The Democratic Republic of the Congo

The DRC is perhaps more famous for its mineral industry than Suriname, and indeed the Central African country is one of the largest contributors to global mining production when ranked by the sheer monetary value of the mining sector, rather than the sector’s significance to the national economy.
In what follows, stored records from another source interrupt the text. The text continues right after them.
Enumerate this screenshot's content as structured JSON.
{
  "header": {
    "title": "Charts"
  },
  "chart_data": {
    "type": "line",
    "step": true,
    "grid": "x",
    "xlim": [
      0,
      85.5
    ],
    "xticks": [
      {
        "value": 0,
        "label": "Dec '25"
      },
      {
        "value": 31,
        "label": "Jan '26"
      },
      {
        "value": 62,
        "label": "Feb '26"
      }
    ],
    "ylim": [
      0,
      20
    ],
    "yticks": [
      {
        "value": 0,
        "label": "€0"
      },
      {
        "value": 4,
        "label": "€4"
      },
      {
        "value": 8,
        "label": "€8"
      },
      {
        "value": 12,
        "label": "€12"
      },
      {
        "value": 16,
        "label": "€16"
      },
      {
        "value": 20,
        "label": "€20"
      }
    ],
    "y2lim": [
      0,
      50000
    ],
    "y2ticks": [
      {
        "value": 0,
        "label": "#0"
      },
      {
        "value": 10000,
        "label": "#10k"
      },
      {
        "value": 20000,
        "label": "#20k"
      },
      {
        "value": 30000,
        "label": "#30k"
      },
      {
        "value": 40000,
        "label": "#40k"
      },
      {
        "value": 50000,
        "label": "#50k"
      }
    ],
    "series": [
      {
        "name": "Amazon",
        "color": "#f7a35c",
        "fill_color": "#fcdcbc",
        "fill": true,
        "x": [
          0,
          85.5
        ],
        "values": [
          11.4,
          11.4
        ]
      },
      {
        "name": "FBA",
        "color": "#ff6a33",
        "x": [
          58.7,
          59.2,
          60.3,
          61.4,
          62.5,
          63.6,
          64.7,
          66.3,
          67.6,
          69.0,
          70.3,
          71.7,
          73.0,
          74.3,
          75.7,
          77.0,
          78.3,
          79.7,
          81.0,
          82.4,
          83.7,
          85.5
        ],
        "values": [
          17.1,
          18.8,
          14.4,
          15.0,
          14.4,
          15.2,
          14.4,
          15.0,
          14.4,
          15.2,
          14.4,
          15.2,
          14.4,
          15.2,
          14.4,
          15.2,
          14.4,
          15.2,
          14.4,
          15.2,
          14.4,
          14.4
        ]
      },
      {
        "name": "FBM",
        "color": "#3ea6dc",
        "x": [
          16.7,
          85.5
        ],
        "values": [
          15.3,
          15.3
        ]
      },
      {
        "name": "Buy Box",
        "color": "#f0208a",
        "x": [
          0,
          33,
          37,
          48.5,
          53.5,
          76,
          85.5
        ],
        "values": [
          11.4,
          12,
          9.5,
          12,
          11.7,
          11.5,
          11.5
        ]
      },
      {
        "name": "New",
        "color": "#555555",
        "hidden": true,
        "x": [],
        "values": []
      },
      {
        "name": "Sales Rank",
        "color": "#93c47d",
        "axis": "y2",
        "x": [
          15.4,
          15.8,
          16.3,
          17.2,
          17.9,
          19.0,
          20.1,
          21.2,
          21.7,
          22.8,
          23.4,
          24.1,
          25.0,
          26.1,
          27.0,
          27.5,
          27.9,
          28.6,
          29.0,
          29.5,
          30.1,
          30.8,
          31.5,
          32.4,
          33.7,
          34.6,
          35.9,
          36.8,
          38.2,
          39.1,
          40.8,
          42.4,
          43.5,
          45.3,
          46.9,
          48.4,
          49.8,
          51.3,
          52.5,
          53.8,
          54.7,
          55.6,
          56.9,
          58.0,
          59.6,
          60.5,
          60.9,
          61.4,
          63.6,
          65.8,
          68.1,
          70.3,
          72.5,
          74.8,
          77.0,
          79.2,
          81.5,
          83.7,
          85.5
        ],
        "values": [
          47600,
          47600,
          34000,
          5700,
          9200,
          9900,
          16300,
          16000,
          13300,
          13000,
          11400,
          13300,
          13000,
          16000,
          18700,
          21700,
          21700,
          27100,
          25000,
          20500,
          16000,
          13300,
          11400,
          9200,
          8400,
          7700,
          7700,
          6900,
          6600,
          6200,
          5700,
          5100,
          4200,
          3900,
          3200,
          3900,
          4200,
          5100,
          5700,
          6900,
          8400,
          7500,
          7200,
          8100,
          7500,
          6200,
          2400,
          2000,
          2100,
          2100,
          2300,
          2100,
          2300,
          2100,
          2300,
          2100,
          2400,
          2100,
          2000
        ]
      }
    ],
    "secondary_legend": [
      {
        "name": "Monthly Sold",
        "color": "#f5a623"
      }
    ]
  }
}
In 2009, the DRC had an estimated $24tn in untapped mineral deposits, and the country is a significant player in the world’s production of cobalt, copper, diamond, and gold. It also holds the world’s largest reserves of coltan, which is a source of the tantalum used in many electronic devices including mobile phones. The country’s mining sector enjoys an abundance of foreign involvement, with at least 25 international mining companies operating in the DRC as of 2011.

On 24 March 2020, President of the DRC Félix Tshisekedi imposed a state of emergency and closed the nation’s borders in response to the Covid-19 pandemic. There have been 48 confirmed cases in the country since the first confirmed patient on 10 March. The governor of Haut-Katanga province, Jacques Kyabula, issued a lockdown order on 22 March. Haut-Katanga is a copper and cobalt heartland and combined with Lualaba province accounts for almost all of the DRC’s cobalt production. In Lualaba province, Glencore’s Kamoto Copper Company mine, a copper and cobalt operation, repatriated 26 foreign workers this week in response to the DRC’s outbreak, according to Reuters.

China

Perhaps unsurprisingly, China contributes the most to the global mining industry through sheer volume, dwarfing countries like Australia and Russia, with the country’s metal and coal production valued at $626.3bn in the 2018 MCI. China is the world’s largest gold producer, and also contributes large portions of the world’s coal production, as well as being a significant source of income for mining and mineral companies worldwide.

The Covid-19 outbreak was first identified in Wuhan, in China’s Hubei province, in December 2019. While China’s response to the outbreak has now seemingly ‘flattened the curve’ – reducing daily case numbers and reducing overall strain on the country – the wider economic impact of China’s outbreak, both domestically and internationally, is not yet understood.

Nonetheless, a decline in manufacturing in China has made global mining companies nervous. China’s manufacturing index fell to its lowest reading since the survey began, dropping to 35.7 in February from 50 in January. A slowdown in manufacturing, both during the outbreak and in its aftermath, means that China will be importing fewer metals and minerals. Major PGM producer Nornickel was cautious in its annual results announcement at the end of February but warned that its 2020 outlook could be undermined depending on the severity of the coronavirus outbreak.